£136,000 repayment trap hitting certain Brits | Personal Finance | Finance
Certain Brits earning between £45,000 and £50,000 are being caught in a costly “repayment trap” that could see them hand back nearly three times what they borrowed, new analysis warns.
Research by wealth manager Rathbones shows those on mid-range salaries can end up repaying more than both lower and higher earners – simply because they stay in debt the longest. A graduate starting out on around £47,000 with a £50,000 Plan 2 student loan could repay a staggering £136,000 over 30 years, making it the worst financial outcome under the current system.
The figures expose what experts describe as a “student loan danger zone” where earnings are too high to benefit from a meaningful write-off, but not high enough to clear the debt quickly.
At the same time, there is enormous confusion about the income thresholds at which graduates start to repay their loans.
And the situation is further complicated by the fact that people who go on to postgraduate study, such as for a Masters degree, will have to start repaying at a much lower income threshold, which can grab a signiificant chunk of their pay.
Why middle earners lose out
The problem lies in how interest builds up.

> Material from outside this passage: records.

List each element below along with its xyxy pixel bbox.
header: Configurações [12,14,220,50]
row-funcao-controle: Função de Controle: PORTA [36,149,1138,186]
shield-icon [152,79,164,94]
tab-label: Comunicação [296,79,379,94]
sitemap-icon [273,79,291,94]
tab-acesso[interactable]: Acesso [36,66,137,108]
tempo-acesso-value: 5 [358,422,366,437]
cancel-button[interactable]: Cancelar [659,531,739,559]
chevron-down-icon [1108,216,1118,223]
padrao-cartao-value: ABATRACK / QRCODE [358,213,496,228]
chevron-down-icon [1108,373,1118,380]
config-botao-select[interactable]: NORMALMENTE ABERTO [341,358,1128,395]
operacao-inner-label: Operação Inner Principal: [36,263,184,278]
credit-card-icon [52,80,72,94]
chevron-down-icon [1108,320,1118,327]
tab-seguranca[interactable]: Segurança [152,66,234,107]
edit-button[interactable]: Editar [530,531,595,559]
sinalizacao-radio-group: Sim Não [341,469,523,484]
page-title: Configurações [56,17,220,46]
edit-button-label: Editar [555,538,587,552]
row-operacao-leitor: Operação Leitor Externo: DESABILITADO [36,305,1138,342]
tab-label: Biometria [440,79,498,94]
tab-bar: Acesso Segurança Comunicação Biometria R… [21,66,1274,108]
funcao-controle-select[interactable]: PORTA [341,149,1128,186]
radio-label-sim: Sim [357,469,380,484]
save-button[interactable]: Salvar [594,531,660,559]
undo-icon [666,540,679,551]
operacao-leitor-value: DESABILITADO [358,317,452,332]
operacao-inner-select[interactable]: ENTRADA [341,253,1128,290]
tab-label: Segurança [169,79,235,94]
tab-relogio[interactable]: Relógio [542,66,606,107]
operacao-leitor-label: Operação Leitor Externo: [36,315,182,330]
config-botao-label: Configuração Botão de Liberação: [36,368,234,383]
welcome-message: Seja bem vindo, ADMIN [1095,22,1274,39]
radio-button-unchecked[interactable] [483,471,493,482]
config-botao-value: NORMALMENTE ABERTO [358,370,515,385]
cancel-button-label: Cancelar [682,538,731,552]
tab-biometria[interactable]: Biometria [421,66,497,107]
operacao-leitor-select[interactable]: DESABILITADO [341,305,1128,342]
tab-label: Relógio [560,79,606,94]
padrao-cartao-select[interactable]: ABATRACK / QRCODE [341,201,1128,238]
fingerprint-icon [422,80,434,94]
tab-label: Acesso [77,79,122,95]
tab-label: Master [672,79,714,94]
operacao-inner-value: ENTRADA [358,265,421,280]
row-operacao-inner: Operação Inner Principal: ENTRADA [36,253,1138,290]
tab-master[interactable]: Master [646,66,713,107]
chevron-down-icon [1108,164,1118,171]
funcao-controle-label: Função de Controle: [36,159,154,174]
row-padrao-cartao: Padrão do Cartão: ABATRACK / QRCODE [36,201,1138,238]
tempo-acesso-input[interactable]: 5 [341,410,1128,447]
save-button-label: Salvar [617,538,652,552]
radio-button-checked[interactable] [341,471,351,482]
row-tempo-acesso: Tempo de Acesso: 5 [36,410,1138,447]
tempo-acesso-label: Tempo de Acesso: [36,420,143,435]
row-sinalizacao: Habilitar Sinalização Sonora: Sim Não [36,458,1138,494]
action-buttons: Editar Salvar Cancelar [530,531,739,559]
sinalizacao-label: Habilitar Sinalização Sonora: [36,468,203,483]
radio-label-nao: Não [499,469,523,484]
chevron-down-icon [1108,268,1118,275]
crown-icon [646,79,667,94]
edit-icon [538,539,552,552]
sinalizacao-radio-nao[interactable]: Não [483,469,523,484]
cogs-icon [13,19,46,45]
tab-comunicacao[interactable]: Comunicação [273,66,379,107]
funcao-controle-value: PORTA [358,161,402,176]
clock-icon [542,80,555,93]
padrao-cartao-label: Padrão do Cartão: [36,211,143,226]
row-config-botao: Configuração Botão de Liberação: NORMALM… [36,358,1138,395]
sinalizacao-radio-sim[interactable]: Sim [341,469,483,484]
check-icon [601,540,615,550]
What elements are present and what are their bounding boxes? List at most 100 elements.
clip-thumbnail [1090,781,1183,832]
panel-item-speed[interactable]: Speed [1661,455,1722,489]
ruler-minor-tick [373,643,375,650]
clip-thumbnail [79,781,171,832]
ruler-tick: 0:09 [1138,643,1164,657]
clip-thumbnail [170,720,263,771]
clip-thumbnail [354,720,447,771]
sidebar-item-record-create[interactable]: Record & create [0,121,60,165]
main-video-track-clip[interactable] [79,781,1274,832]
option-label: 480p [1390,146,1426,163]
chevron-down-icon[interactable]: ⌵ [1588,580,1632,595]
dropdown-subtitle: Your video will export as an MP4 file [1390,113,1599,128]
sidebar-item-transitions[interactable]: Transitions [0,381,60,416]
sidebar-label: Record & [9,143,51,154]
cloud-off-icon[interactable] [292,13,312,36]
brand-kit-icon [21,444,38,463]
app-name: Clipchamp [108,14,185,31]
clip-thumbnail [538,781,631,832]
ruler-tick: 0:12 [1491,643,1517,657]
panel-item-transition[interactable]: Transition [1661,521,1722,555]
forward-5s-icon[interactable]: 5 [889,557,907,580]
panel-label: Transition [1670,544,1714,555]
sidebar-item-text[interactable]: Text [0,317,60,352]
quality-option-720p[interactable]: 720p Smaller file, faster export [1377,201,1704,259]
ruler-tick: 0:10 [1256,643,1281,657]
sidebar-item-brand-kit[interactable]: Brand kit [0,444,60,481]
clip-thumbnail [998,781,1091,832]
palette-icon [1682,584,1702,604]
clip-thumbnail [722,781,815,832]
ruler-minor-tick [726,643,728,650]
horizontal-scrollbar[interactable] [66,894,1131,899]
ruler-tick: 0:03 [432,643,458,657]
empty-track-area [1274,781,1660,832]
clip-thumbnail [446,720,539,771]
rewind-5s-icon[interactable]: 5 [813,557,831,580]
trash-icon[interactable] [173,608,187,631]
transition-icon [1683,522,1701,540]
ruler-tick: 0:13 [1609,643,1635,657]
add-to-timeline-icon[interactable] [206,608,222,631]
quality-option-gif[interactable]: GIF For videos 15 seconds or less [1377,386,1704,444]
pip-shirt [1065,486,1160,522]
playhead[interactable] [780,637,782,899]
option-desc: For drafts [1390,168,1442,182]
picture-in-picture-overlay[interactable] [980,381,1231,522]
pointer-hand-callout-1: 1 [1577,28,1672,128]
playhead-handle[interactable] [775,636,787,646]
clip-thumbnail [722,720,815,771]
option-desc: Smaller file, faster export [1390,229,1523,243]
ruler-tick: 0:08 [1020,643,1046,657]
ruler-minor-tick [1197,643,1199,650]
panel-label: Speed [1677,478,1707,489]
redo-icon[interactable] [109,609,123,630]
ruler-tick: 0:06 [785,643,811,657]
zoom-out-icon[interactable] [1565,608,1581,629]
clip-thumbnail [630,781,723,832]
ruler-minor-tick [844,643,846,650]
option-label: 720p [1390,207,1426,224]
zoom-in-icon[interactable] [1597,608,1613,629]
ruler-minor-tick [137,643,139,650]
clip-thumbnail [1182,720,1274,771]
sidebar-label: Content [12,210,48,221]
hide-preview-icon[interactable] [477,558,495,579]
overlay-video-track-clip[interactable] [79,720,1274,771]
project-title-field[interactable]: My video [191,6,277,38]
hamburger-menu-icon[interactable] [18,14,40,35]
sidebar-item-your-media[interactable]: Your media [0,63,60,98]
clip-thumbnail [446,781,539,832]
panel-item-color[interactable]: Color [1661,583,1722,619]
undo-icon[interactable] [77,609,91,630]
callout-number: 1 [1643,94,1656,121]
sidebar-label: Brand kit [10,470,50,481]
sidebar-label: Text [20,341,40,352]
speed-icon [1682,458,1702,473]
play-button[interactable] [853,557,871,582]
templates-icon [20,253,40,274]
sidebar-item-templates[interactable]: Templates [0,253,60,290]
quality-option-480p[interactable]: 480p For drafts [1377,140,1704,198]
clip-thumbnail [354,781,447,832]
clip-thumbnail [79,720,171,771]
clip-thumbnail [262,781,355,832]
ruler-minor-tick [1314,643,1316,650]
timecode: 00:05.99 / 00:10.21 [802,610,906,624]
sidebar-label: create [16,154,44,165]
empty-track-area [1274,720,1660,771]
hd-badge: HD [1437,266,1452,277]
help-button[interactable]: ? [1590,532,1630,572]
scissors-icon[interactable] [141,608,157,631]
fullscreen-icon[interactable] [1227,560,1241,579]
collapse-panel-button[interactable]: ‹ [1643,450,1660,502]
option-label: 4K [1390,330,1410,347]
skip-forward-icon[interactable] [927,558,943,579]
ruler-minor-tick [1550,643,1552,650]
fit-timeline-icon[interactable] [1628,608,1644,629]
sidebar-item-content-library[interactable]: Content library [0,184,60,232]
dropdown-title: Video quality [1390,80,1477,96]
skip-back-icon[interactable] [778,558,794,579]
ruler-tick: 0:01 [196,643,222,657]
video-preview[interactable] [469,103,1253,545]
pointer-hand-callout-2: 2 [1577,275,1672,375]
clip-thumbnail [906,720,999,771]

Those in the £45k–£50k bracket make steady repayments but not enough to significantly reduce the balance, allowing interest – capped at up to 6% – to accumulate for decades.
Ed Wood, financial planning director at Rathbones, said:“Many people assume the highest earners are worst hit by student loans, but the reality is more complex. Middle earners can end up paying the most simply because they’re trapped repaying for longer, allowing interest to build up year after year.”
How earnings affect total repayments
The analysis, based on a £50,000 Plan 2 loan, shows a stark contrast depending on salary:
- £30,000 starters repay about £50,000 over 30 years, with much of the balance written off
- £40,000 starters repay just over £100,000, yet still don’t clear the debt
- £47,000 starters repay the most at around £136,000
- £50,000 starters repay roughly £122,000
- £63,000 starters repay far less – about £90,000 because they clear the loan quicker
Higher earners avoid the trap because their salaries are sufficient to cover interest from the outset, stopping the debt from ballooning. Meanwhile, lower earners repay less overall because a large chunk of their loan is eventually written off after 30 years.
Mr Wood added: “The headline debt figure can look frightening, especially for lower earners, but what really matters for most people is the monthly repayment, not the balance. In that sense, student loans behave far more like a graduate tax than a conventional debt.
“But as earnings rise over time, the maths shifts – and paying the loan off can start to make sense.”
Families stepping in
The findings come as families grapple with whether to pay tuition fees upfront.
Mr Wood said: “From experience with clients, many parents and grandparents have high expectations for their children or grandchildren and assume they’ll go on to earn strong salaries. As a result, they often plan to pay university fees upfront to spare them the burden of student debt.
“Grandparents may also see a double benefit: helping with fees now while potentially reducing a future inheritance tax bill. However, there’s no one-size-fits-all answer. The key is understanding how student loans actually work before making any irreversible decisions.”
Should you overpay?
The research suggests overpaying only makes sense in specific cases – particularly for graduates likely to become higher-rate taxpayers.
Key points include:
- Monthly repayments matter more than the headline debt
- Middle earners often pay the most overall
- Overpaying tends to suit higher earners
What are the repayment thresholds?
Income threshold confusion
A major source of confusion is that there isn’t just one student loan system – and repayment thresholds vary depending on both the plan and whether the loan is undergraduate or postgraduate.
Undergraduate loans (England)
- Plan 1: repay 9% of income above £24,990
- Plan 2: repay 9% above £27,295
- Plan 5: repay 9% above £25,000
Only one of these applies at a time, depending on when you studied.
Postgraduate loans
- Repay 6% of income above £21,000
This sits on top of any undergraduate repayments. That means some borrowers repay both at once – potentially losing up to 15% of income is an individual is above the relevant income thresholds
All repayments are automatically deducted through PAYE and managed by the Student Loans Company.